Oestrogens, oral contraceptives
Elevated plasma concentrations and enhanced effects of glucocorticosteroids have been reported in women also receiving oestrogens or oral contraceptives. No such effect has been observed with budesonide and concomitant intake of low-dose combination oral contraceptives.
Cardiac glycosides
The action of glycoside can be potentiated by potassium deficiency which is a potential and known adverse reaction of glucocorticoids.
Saluretics
Concommitant use of glucocorticoids may result in enhanced potassium excretion and aggravated hypokalaemia.

Pregnancy
Administration during pregnancy should be avoided unless there are compelling reasons for therapy with this drug. There are few data of pregnancy outcomes after oral administration of budesonide in humans. Although data on the use of inhaled budesonide in a large number of exposed pregnancies indicate no adverse effect, the maximal concentration of budesonide in plasma has to be expected to be higher in the treatment with oral budesonide compared to inhaled budesonide. In pregnant animals, budesonide, like other glucocorticosteroids, has been shown to cause abnormalities of fetal development. The relevance of this to man has not been established.
Breast-feeding
Budesonide is excreted in human milk (data on excretion after inhalative use is available). However, only minor effects on the breast-fed child are anticipated after oral use of budesonide within the therapeutic range.

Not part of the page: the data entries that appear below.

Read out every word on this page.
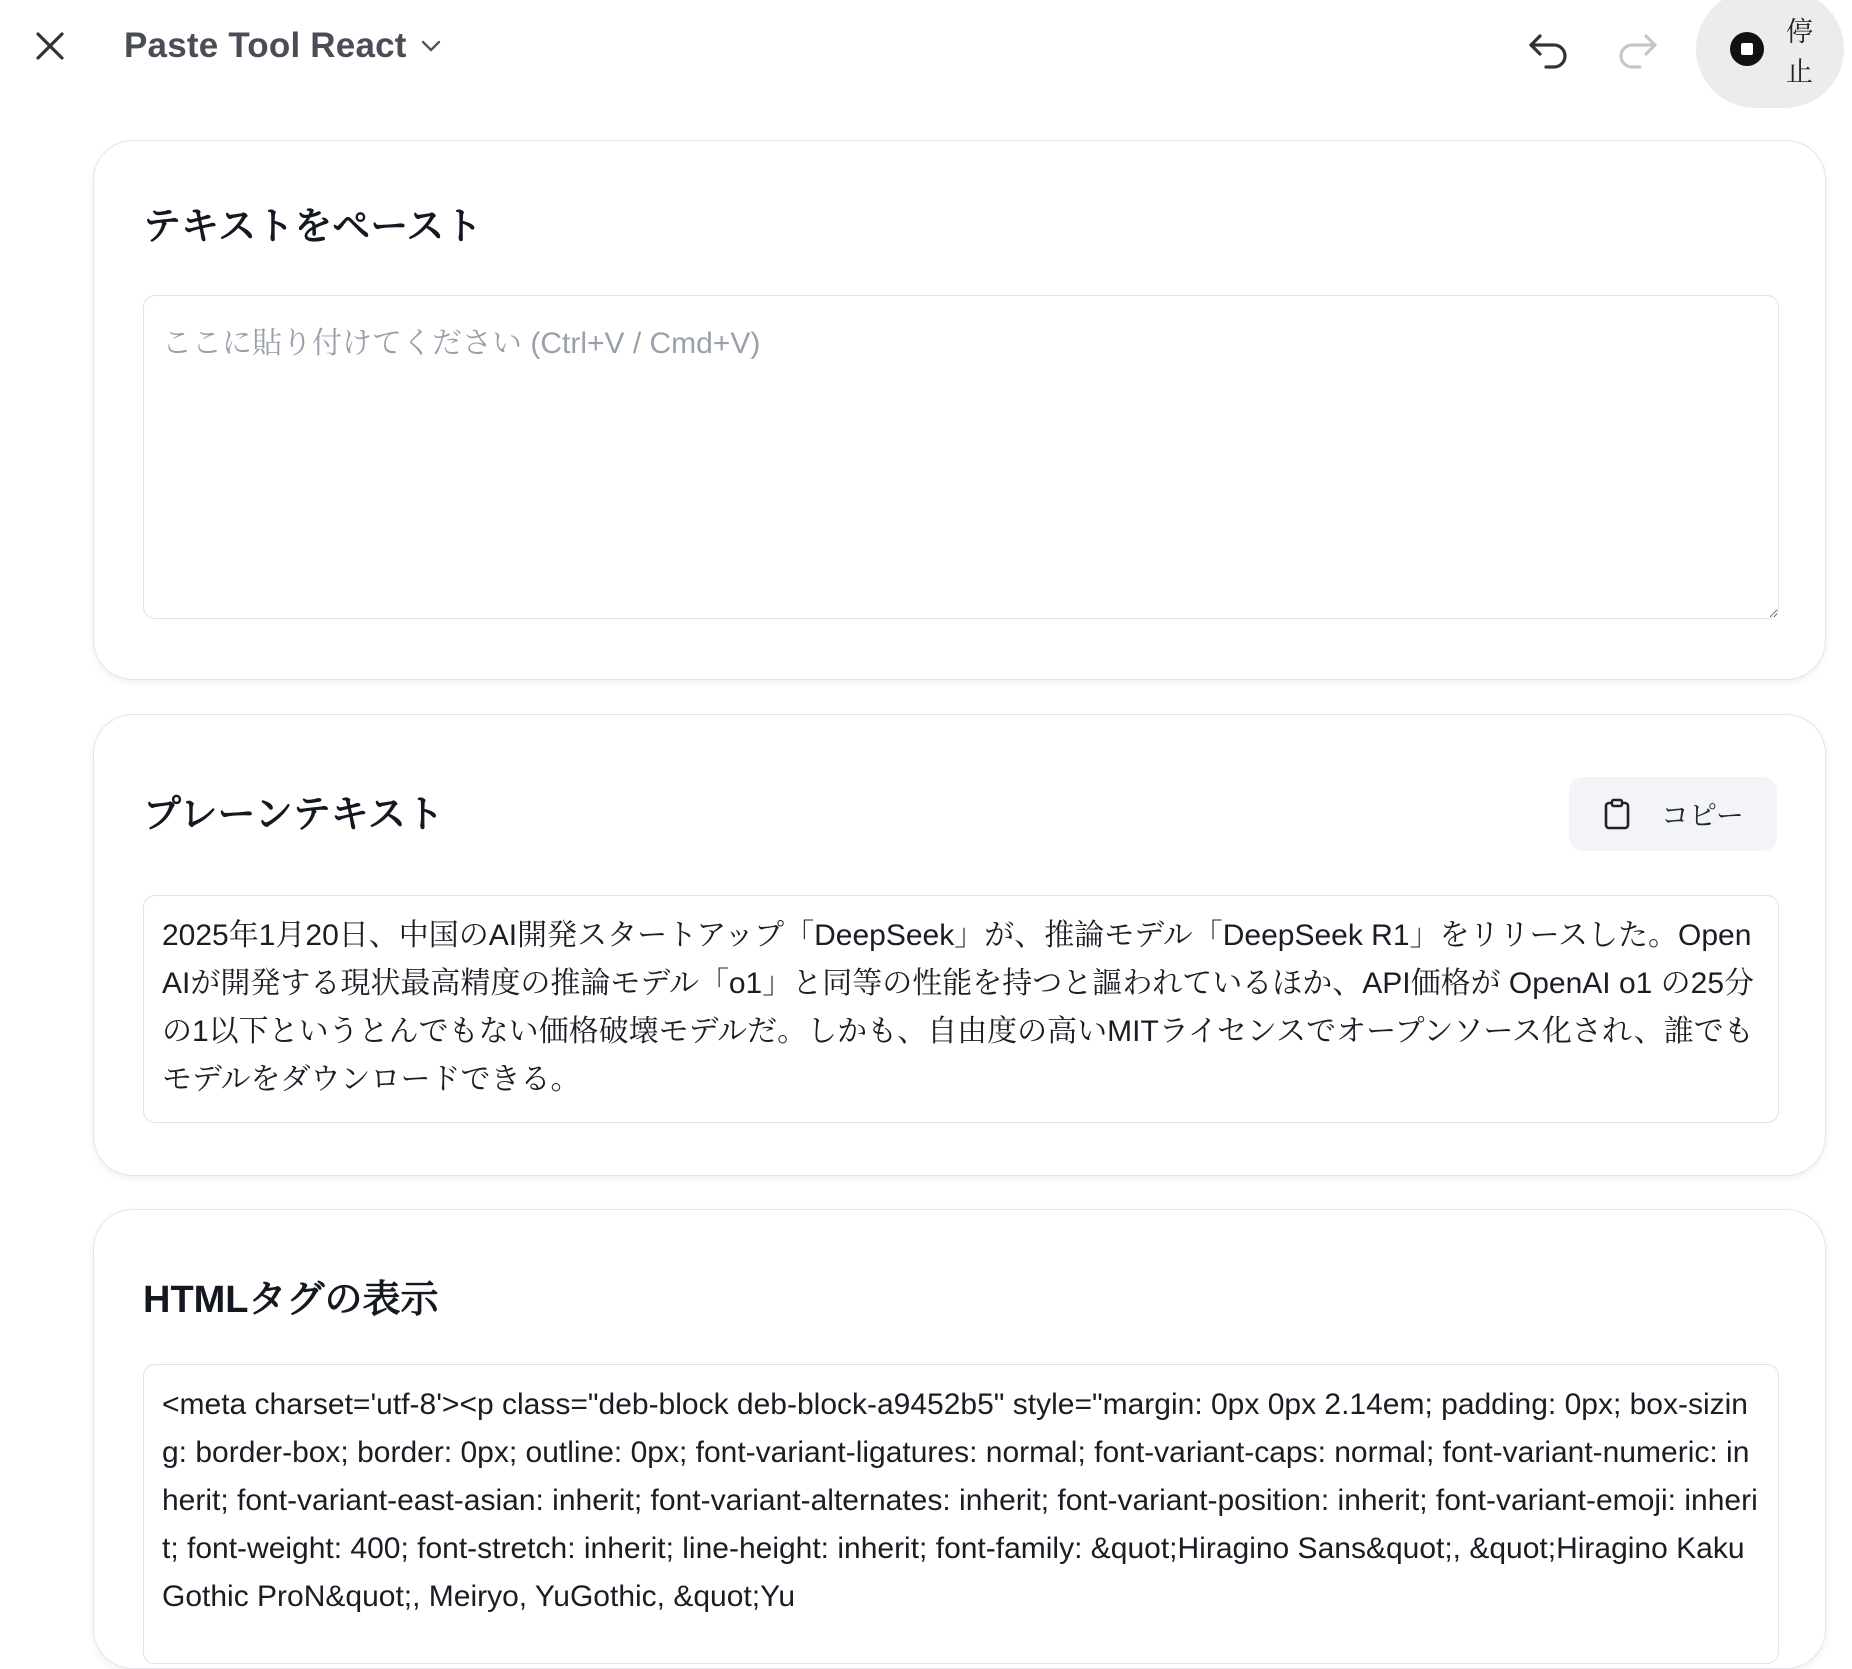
Paste Tool React	停止
テキストをペースト
ここに貼り付けてください (Ctrl+V / Cmd+V)
プレーンテキスト	コピー
2025年1月20日、中国のAI開発スタートアップ「DeepSeek」が、推論モデル「DeepSeek R1」をリリースした。OpenAIが開発する現状最高精度の推論モデル「o1」と同等の性能を持つと謳われているほか、API価格が OpenAI o1 の25分の1以下というとんでもない価格破壊モデルだ。しかも、自由度の高いMITライセンスでオープンソース化され、誰でもモデルをダウンロードできる。
HTMLタグの表示
<meta charset='utf-8'><p class="deb-block deb-block-a9452b5" style="margin: 0px 0px 2.14em; padding: 0px; box-sizing: border-box; border: 0px; outline: 0px; font-variant-ligatures: normal; font-variant-caps: normal; font-variant-numeric: inherit; font-variant-east-asian: inherit; font-variant-alternates: inherit; font-variant-position: inherit; font-variant-emoji: inherit; font-weight: 400; font-stretch: inherit; line-height: inherit; font-family: &quot;Hiragino Sans&quot;, &quot;Hiragino Kaku Gothic ProN&quot;, Meiryo, YuGothic, &quot;Yu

A decision must be made whether to discontinue breast-feeding or to discontinue/abstain from therapy taking into account the benefit of breast-feeding for the child and the benefit of therapy for the woman.

In case of short-term overdose no emergency medical treatment is required. There is no specific antidote. Subsequent treatment should be symptomatic and supportive.

Store below 25°C. Store in the original package in order to protect from light and moisture.